I wanted to “Request for Comments” on the ideas behind a prototype I put together recently for Erlang Distribution Protocol node-specific control command filtering.
The full description and code for the prototype is available here: RFC: Erlang Dist Security Filtering Prototype by potatosalad · Pull Request #1 · potatosalad/otp · GitHub
Summary
In short: it’s a Firewall for Erlang Dist.
Example:
- Node B fully trusts Node A. All control commands sent over Erlang Dist from Node A to Node B will be accepted.
- Node A partially trusts Node B, but will only accept control commands sent to a registered process
node_b_gateway
. All other control commands will be rejected.
Motivation
Consider the following scenario where 3 nodes are halted as a result of 1 line entered into an initially unconnected node:
erl -name foo@127.0.0.1
erl -name bar@127.0.0.1
erl -name baz@127.0.0.1
On bar@127.0.0.1
:
1> net_adm:ping('baz@127.0.0.1').
pong
On foo@127.0.0.1
:
1> erpc:cast('bar@127.0.0.1', fun Halt() -> erpc:multicast(nodes(), Halt), erlang:halt(1) end).
% all 3 nodes are halted
What can be done to prevent foo@127.0.0.1
from recursively halting all other nodes?
Guide-level explanation
NOTE: The API below is not finalized and will likely change in the future. The concepts related to coarse-grained filters, fine-grained filters, combination of filters, and spawn_request
handlers on top of Erlang Dist are the main focus of this proposal.

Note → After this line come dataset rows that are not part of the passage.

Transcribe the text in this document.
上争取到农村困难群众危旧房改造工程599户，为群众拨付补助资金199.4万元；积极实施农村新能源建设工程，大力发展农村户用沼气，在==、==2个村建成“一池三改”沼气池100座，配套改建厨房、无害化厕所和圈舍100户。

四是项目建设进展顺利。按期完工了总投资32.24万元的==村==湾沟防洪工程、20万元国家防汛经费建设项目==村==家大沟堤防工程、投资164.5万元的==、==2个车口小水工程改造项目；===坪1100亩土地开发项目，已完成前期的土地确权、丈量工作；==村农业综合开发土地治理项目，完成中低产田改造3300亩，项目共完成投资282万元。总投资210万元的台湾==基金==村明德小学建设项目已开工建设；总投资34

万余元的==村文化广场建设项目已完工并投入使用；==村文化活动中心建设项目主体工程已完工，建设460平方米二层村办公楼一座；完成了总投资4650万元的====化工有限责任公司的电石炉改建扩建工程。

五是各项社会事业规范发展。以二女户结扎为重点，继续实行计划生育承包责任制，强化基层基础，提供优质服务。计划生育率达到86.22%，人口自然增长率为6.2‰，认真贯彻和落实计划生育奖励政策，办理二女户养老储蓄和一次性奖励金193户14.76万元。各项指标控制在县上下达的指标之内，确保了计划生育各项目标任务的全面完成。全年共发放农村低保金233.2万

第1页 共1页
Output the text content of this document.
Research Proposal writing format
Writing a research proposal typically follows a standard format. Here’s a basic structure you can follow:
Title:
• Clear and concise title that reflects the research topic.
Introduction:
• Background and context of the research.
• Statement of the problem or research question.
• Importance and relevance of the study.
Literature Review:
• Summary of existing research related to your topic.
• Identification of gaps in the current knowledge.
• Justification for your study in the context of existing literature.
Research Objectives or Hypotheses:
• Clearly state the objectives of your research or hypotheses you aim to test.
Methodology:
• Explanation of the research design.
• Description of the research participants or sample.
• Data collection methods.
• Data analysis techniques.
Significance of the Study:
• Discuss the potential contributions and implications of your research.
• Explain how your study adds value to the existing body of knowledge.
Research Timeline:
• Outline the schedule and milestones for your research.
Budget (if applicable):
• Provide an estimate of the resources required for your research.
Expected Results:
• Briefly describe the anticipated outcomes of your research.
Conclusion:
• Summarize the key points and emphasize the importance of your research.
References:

Filters (or rules) are configured per-node connection using either coarse-grained or fine-grained BIF calls that modify the dist_entry
table within dist.c
for the given connection.
Coarse-grained filters may be configured with either accept
or reject
(with accept
being the default):
net_kernel:set_filter(Node, link, reject).
net_kernel:set_filter(Node, reg_send, reject).
net_kernel:set_filter(Node, group_leader, reject).
net_kernel:set_filter(Node, monitor, reject).
net_kernel:set_filter(Node, send, reject).
net_kernel:set_filter(Node, spawn_request, reject).
net_kernel:set_filter(Node, alias_send, reject).
Fine-grained filters may be configured for reg_send
and spawn_request
command types:
net_kernel:add_filter(Node, reg_send, my_secret_process, reject).
net_kernel:add_filter(Node, reg_send, my_public_process, accept).
net_kernel:add_filter(Node, spawn_request, {my_mod, my_fun, 0}, accept).
net_kernel:add_filter(Node, spawn_request, {my_mod, my_fun, 1}, reject).
Fine-grained filters may also be removed for reg_send
and spawn_request
command types:
net_kernel:del_filter(Node, reg_send, my_secret_process).
net_kernel:del_filter(Node, reg_send, my_public_process).
net_kernel:del_filter(Node, spawn_request, {my_mod, my_fun, 0}).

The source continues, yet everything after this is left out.